Most schools don’t teach the basics of how to truly save money and why it’s important. So, begin at home. Learning basic saving fundamentals can begin at a young age, especially when children start studying mathematics.
One way to do this is to create basic story problems that promote saving a portion of the money you earn. Duplicate this by starting a savings account for them so they can set aside money for special events or an expensive toy.
Start Them Young
The younger generation may not be saving like past generations because of technology and how quickly things can be bought. For example, kids in the 1980s had to earn cash, get a ride to the store and then wait in line to buy the newest video game console or toy. Nowadays, they can pay for items through their XBOX or with the touch of a smart tablet, often using their parent’s credit cards.
One option to counteract this is to give kids chores to complete and pay them in cash.

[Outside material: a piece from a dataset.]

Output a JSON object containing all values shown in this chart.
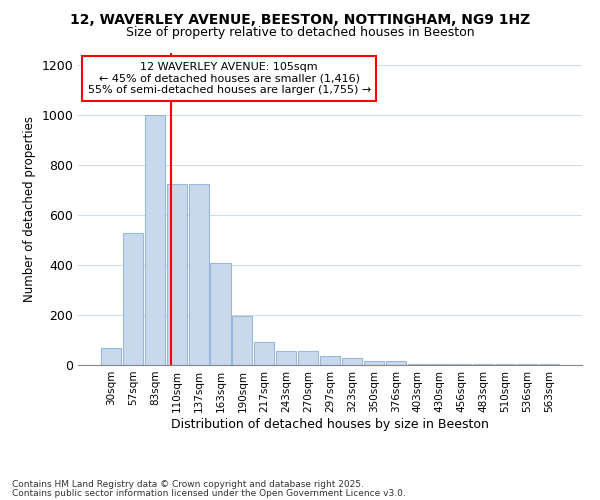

They can save the cash and deposit it into their savings account to learn the ethic of saving.
Invest In Their Future
In today’s world of instant gratification, it can be hard for kids and adults alike to save money for college and future expenses. Luckily, there are some options to make things a little easier, including:
- 529 qualified tuition plans — Prepaid tuition plans and education savings plans allow parents and grandparents to contribute funds that are tax-free when withdrawn for educational purposes such as tuition payments to a university.
- Life Insurance — Parents and grandparents can open a life insurance policy for their kids and grandkids. This can help ease the financial burden for them later in life and actually works like a savings account too. Some policies allow for early withdrawal for cash access.
- Parent-Child IRA — Parents can start an IRA for their kids at any age. This takes saving a step further. For every dollar that a child deposits into their savings account, the parent matches that deposit. It’s a great way to build up a good nest egg while teaching the fundamentals of saving dollars and cents.
These are just a few savings options that go past simply putting cash in a piggy bank (which is still a good idea, by the way).
Establishing Good Credit Habits Early
Cash is great when it’s readily available and on reserve at all times. Unfortunately for most people, that’s not feasible throughout their entire life. Teaching kids positive credit habits early on is important. This includes:
- Never borrowing more than what they can pay back
- Paying debt back on time
- Avoiding multiple revolving credit accounts
- Using credit cards to build credit not get further into debt
Credit is almost as good as cash, but only when it’s on favorable finance terms and used wisely.
This generation isn’t saving for things like college, their first car or a home as much as kids did in the past. To turn this trend around, the change starts with parents teaching the fundamentals of savings and credit. A little education goes a long way toward their personal success.